Der Verein Fritz-Schumacher-Zentrum (FSZ), im Mai 2023 gegründet, erinnert ans theoretische und praktische Werk und auch ans Leben seines Namensgebers. Denn „Schumacher erfährt keine angemessene Wertschätzung in der Stadt“, beklagt Dieter Schädel, Bauhistoriker und FSZ-Gründer. Der Architekt Schumacher entwirft das Holthusenbad, die Davidwache, das Museum für Hamburgische Geschichte, aber auch Staatsbauten wie die Finanzdeputation am Gänsemarkt, die gerade saniert werden soll. Er schuf das Tropeninstitut, die architektonische Fassung des Alsterlaufs und die Krugkoppelbrücke. Auch der Stadtpark gehört zu seinen bleibenden Leistungen. Das FSZ will das Erbe Schumachers forschend erkunden, es bewusst machen und bewahren helfen.
Aktuell stehen drei Projekte an: So erforscht das FSZ die mehr als 30 von Schumacher errichteten Schulen, die in der zweiten Hälfte der 1920er Jahre in Langenhorn, Berne oder in der Wendenstraße entstanden. Sie feiern also bald ihr 100jähriges Bestehen. Ihnen will das FSZ eine Ausstellung und eine Publikation widmen. „Wir wollen auch die Vorläufer zeigen, wollen ausgreifen auf die Armenschulen zu Beginn des 19. Jahrhunderts bis zur ersten Volksschule“, so Schädel. Ein weiteres Vorhaben untersucht die Fotografien, die Schumachers Bauten in Szene setzen und interpretieren. Außerdem wird ein 2021 entdeckter, 1947 verfasster handschriftlicher Lebenslauf Schumachers textkritisch ediert.
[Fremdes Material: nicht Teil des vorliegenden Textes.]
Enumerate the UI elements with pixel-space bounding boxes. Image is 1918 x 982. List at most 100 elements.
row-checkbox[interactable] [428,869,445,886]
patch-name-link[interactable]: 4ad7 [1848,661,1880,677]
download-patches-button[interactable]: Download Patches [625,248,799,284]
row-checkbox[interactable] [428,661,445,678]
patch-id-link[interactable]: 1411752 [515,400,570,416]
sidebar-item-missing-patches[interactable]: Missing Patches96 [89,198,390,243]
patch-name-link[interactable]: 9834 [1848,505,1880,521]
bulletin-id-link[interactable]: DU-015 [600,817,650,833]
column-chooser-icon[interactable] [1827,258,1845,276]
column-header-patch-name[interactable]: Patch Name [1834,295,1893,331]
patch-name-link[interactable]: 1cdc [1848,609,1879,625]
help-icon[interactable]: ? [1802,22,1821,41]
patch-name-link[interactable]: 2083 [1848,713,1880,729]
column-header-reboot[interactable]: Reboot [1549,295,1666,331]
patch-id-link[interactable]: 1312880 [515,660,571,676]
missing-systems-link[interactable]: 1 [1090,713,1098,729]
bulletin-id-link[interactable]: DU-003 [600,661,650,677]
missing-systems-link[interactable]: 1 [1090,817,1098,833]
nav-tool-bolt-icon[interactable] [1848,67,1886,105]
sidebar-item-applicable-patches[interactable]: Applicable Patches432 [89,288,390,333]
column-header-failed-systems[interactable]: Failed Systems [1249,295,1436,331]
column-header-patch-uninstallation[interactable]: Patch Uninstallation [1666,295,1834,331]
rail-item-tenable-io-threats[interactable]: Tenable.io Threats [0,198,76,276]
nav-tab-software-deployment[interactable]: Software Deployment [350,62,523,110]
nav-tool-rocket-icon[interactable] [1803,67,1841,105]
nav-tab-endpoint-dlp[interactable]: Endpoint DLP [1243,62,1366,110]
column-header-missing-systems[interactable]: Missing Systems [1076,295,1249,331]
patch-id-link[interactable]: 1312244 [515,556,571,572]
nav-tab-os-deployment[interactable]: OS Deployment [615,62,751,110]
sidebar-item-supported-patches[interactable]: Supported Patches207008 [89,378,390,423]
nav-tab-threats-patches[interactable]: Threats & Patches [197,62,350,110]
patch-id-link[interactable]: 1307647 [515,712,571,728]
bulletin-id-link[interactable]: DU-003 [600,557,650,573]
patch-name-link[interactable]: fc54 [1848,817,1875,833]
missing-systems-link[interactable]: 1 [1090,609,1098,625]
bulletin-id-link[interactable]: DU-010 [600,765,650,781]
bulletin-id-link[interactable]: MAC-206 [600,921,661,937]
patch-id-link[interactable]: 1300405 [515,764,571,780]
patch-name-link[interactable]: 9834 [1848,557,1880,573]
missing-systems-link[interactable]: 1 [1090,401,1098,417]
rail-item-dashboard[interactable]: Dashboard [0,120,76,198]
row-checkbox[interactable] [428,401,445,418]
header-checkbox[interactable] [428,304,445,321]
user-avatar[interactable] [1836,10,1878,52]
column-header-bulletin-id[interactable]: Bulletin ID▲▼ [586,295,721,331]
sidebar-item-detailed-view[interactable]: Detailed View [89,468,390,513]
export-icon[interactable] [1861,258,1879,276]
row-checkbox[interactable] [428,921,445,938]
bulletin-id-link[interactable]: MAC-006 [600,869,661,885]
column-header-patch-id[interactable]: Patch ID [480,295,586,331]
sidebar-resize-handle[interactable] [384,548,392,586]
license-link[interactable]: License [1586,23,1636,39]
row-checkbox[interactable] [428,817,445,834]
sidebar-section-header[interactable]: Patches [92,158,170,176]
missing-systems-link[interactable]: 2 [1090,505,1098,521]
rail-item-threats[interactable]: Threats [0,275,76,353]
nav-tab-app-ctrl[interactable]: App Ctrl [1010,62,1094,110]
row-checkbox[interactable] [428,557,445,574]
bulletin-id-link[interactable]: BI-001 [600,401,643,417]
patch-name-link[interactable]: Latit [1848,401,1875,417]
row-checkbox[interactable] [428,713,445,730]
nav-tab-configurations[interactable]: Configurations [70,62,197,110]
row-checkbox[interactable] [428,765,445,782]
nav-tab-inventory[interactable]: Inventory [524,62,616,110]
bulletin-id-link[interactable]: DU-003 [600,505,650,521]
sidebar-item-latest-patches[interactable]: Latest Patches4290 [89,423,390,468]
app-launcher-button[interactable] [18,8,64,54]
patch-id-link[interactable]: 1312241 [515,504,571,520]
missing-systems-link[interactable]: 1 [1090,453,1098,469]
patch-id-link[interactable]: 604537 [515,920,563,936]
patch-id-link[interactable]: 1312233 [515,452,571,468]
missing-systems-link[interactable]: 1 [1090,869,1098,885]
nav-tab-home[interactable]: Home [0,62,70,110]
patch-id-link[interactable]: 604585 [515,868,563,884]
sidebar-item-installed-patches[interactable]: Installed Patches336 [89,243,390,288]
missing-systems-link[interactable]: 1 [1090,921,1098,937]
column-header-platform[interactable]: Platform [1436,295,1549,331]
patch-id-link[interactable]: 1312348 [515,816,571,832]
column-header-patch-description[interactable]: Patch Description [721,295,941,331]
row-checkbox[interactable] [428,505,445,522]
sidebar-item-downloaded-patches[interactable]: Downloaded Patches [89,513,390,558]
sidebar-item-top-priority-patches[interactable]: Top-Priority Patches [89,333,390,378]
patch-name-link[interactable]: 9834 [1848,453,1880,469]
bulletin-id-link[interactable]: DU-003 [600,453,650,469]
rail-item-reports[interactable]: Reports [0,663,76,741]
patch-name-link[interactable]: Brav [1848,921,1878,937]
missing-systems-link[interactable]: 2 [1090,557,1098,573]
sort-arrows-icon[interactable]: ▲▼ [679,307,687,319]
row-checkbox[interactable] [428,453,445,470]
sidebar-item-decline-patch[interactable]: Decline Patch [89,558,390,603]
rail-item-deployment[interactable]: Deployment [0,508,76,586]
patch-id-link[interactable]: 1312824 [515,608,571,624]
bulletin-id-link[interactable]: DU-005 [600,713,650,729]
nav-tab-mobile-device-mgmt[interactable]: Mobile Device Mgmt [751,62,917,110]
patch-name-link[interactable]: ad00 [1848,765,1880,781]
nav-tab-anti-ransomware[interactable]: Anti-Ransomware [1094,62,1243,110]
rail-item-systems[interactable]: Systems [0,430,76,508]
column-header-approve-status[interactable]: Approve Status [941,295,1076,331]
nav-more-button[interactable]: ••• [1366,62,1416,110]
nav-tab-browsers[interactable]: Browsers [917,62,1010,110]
Er sei „mit Hamburg verheiratet“, schreibt der gebürtige Bremer in seinen „Erinnerungen“. Die Nationalsozialisten entlassen ihn 1933. Angesichts der stark zerstörten Stadt, auch seine Wohnung und seine Aufzeichnungen werden vernichtet, hält er im Oktober 1945 im Rathaus eine programmatische „Rede zum Wiederaufbau Hamburgs“. Er setzt darin den Zerfalls-Tendenzen einer Metropole die besondere Kunst der klugen städtebaulichen Anordnung entgegen: „Man könnte sagen, dass sich die Großstadt auflöst in ‚Knollengebilde‘ von Mittelstädten, die ihrerseits wieder in kleinstädtische Gemeinden zerfallen, wenn nicht das weitere Ziel bestände, das Ganze schließlich doch zusammenzuhalten zu einem Gebilde, das seine spezifische Eigenart als großer Kulturbewahrer behält.“
Schädel lädt ein, die Expertise der 20 FSZ-Mitglieder und auch die dortige Bibliothek zu nutzen: „Mit uns kann man die unterschiedlichsten Projekte machen.“ Anknüpfungspunkte gibt es viele, denn Schumachers theoretische Überlegungen und Architekturen weisen frappierende Bezüge zu heute auf. Als der Oberbaudirektor sich mit der städtischen Wohnungsnot konfrontiert sieht – Hamburg wird 1913 Millionenstadt – konzipiert er die Jarrestadt und weitere Wohngebiete, die sich wie ein „Gürtel um Hamburgs alten Leib“ legen. Schädel und weitere Aktive wie der Architekturexperte Rainer Korsen arbeiten ehrenamtlich. Für die Realisierung ihrer Ideen werben sie die Unterstützung von Stiftungen ein.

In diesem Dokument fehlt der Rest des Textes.